Quão perto suplementos de ervas devem aderir a sua potência rotulada é uma questão de algum debate. regulamentos da FDA indicar que a concentração de ingredientes rotulados em suplementos alimentares, incluindo medicamentos à base de plantas, deve ser igual a 100% da quantidade reivindicada na embalagem ao longo da vida de prateleira do produto.

Na realidade, porém, segurando produtos de ervas para esse padrão pode ser difícil porque a composição química de uma planta varia de cultura para cultura, e técnicas de análise para medir os compostos chave pode produzir resultados um pouco diferentes, disse um funcionário da FDA.
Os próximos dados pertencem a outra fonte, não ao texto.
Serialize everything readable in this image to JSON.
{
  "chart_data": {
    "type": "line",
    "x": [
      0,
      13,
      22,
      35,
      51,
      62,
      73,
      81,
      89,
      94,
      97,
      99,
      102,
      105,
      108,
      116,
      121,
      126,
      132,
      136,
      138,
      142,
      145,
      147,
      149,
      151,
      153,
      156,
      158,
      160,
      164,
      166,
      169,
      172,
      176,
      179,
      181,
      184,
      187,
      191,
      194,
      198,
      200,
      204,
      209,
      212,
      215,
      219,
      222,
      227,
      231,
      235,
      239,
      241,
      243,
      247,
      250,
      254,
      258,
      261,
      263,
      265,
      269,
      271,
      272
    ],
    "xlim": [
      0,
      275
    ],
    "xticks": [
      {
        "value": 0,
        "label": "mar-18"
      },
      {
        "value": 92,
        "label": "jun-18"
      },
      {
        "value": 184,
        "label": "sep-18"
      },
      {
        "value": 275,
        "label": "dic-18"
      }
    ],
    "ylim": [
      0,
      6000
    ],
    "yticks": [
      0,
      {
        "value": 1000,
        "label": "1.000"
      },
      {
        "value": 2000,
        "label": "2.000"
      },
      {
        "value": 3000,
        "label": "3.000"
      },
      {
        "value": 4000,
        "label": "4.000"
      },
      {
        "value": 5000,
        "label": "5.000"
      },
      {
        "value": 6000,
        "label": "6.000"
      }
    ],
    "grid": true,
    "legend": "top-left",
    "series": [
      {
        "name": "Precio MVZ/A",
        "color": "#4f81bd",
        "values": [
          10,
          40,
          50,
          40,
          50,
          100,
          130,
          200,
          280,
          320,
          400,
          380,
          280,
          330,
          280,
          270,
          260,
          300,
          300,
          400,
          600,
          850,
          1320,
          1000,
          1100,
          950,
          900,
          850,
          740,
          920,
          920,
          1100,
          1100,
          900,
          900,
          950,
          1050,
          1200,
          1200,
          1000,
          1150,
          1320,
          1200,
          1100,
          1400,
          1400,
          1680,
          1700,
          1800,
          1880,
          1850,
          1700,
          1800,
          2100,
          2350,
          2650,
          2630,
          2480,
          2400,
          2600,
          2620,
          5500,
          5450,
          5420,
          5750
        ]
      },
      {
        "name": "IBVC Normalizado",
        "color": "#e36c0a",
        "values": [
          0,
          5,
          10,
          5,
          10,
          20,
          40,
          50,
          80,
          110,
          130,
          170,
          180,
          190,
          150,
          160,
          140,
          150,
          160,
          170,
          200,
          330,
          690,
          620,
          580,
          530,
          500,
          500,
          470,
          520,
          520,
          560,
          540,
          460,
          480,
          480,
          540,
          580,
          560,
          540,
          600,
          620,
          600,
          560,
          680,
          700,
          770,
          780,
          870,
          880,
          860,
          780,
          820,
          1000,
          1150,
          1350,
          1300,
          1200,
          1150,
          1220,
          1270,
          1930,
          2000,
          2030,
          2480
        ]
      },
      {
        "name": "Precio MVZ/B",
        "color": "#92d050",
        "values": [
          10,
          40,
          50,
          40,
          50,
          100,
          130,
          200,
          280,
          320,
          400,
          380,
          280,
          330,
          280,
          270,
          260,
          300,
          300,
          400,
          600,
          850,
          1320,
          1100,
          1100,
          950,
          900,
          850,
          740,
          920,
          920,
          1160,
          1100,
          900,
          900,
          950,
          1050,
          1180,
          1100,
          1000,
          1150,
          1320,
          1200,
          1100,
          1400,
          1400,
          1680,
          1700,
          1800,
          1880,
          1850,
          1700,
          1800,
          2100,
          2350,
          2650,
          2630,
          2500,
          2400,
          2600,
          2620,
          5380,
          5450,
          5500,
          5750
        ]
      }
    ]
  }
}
Assim, alguns especialistas argumentam que os produtos à base de plantas contendo 80% a 120% da potência rotulada estão perto o suficiente. "Isso pode ser razoável," disse Sally Guthrie, uma universidade do farmacêutico clínico Michigan.

Outros limitar a margem de 90% a 110%. "Neste momento, 90% da reivindicação do rótulo é o que eu especificar" no mínimo, disse V. Srini Srinivasan, um cientista sênior da Farmacopeia dos EUA.

Mas Mark Blumenthal, diretor do American Botanical Council, um grupo científico e política independente, discorda, argumentando que um produto realmente deve ter 100% do que suas rótulo.

"Se eles dizem que têm 0,3% de hipericina a 300 miligramas, eles devem ter isso," ele disse. "Como consumidor, eu quero saber que eu estou recebendo o que eu paga."